10. Il Convegno si chiude con l’intervento di Eugenio Di Rienzo il quale fornisce nuovi significativi elementi sulla parabola cantimoriana. In primo luogo il Di Rienzo legge una lettera inedita di Sestan del ’44, che testimonia dello stupore generale sulla breve durata della transizione di Cantimori dal fascismo al comunismo. Del resto, Di Rienzo ricorda in proposito anche la collaborazione cantimoriana a “Civiltà fascista” durante il secondo conflitto mondiale. Tuttavia, precisa Di Rienzo è proprio lo stesso Cantimori a favorire e generare equivoci e confusioni sulla propria evoluzione politico-culturale attraverso un’opera di vera e propria “scomposizione e ricomposizione della tradizione intellettuale italiana successiva al 1918” attuata nel volume Studi di Storia del ’59. In questo rifacimento a posteriori, Cantimori rinnega ed espunge la grande genealogia culturale formata da Gentile e Gioacchino Volpe che presiede alla composizione degli Eretici a vantaggio del metodo storico positivista, della storiografia gramsciana, togliattiana e crociana. Genealogia la cui reale preminenza in relazione agli Eretici, del resto, Di Rienzo asserisce sulla base di vari elementi documentari, tra cui la ben nota lettera del ’38 inviata da Cantimori a Gentile mentre attende alla correzione delle bozze di una nuova edizione della Teoria dell’atto puro. Genealogia peraltro, sconfessata ben prima degli Studi di Storia, nella prefazione del ’49 agli Eretici già menzionata ed in altri interventi con riguardo specialmente a Gioacchino Volpe. Fin dal ’49, infatti, Cantimori lo definisce un “bruto naturalista” e nel ’52 addirittura un “cattivo maestro” fino all’accusa di fascismo rivoltagli nel ’60 nello scritto che commemora Chabod. Quindi una disarticolazione operata dall’interno e consapevolmente non capace tuttavia di nascondere tutte le tracce di segno contrario. Di Rienzo in proposito ricorda le Divagazioni profane su Marsilio Ficino del ’54 dove alla “esattezza bibliografica, l’acribia filologico-esegetica” degli studi di Kristeller su Ficino “uomo del Rinascimento”, viene opposta e in parte preferita la prospettiva storica del Saitta che evidenzia i caratteri di modernità e di originalità del pensiero di Ficino quale uomo dell’Umanesimo. Soprattutto poi, conclude Di Rienzo terminato il “lungo viaggio nel comunismo”, Cantimori nel ’62 anche se soltanto con una lettera privata restituisce a Volpe i suoi meriti ed il suo ruolo di grande maestro.

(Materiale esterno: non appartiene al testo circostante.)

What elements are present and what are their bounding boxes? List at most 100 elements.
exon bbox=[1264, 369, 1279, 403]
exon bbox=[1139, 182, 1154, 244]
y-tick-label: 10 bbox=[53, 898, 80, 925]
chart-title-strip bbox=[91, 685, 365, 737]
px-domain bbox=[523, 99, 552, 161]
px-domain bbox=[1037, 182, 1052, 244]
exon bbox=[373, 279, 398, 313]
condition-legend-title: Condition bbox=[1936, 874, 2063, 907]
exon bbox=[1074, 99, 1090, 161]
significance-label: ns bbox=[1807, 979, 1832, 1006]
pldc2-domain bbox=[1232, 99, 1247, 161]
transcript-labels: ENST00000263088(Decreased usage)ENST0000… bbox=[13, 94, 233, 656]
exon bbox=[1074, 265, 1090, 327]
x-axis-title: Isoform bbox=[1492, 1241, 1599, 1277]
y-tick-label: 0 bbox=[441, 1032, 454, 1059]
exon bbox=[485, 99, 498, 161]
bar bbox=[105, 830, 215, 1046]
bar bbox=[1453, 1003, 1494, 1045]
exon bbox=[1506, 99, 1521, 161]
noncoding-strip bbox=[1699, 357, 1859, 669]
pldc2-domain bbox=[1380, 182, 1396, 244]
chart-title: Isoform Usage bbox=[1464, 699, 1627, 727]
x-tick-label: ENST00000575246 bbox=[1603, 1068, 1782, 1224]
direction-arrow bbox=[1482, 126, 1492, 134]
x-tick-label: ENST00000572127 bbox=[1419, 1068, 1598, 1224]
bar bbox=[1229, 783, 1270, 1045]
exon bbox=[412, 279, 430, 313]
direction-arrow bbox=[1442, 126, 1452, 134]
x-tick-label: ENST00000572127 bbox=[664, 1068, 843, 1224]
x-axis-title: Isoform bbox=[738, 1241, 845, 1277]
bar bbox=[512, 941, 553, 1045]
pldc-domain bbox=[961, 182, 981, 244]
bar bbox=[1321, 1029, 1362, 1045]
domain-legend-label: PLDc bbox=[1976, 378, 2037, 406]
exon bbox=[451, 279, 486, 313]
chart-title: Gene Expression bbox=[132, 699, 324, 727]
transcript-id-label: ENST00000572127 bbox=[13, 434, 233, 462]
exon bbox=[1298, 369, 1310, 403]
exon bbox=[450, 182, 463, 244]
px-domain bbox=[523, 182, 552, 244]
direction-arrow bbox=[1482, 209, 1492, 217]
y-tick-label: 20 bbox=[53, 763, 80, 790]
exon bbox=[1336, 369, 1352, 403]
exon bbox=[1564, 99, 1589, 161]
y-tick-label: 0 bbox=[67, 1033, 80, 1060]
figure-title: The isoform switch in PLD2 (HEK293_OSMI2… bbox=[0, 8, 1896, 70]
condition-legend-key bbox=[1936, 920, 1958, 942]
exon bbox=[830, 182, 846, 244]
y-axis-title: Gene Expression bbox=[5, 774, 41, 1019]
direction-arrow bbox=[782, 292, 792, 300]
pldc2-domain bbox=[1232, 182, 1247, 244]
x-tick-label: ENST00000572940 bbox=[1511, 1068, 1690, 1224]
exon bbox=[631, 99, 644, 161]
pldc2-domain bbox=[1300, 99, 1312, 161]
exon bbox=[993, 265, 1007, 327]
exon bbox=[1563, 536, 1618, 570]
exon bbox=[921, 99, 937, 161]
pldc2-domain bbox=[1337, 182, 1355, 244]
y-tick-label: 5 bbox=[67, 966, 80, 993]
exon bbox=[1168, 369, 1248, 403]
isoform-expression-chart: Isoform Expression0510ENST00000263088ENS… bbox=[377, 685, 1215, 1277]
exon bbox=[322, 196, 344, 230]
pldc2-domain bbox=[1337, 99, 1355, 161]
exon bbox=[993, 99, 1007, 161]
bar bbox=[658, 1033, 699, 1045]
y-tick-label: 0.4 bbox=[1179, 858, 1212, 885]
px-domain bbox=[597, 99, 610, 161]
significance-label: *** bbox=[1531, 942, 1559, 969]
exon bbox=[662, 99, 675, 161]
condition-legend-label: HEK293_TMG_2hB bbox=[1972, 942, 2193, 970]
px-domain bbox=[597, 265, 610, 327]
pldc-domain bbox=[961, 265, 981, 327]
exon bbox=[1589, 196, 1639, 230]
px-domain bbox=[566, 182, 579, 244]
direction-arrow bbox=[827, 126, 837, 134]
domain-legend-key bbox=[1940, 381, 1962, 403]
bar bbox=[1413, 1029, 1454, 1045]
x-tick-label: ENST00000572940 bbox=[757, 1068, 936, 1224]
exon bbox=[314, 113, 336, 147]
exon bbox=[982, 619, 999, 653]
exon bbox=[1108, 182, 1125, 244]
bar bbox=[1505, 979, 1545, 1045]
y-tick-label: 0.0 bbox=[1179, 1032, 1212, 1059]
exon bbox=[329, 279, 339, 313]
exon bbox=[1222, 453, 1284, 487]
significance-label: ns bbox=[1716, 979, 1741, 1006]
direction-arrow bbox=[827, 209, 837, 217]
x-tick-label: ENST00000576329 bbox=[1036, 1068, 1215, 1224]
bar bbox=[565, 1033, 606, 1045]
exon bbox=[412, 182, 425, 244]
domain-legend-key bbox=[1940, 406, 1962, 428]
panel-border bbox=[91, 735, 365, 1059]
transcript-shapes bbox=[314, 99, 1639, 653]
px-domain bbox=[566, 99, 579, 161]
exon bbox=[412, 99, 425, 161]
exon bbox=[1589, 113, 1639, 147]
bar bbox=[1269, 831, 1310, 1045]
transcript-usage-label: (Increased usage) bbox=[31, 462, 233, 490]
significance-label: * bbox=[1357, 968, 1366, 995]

La partecipazione di storici e di storici della filosofia con analisi puntigliose, nuovi documenti e testimonianze dirette ha mostrato pertanto quanto sia ancor vivo il magistero cantimoriano e l’esigenza di riconsiderarlo criticamente alla luce dell’incidenza su di esso esercitata da tanti grandi maestri della cultura italiana secondo suggestioni e problematiche che evidentemente non possono esaurirsi in due sole giornate di convegno.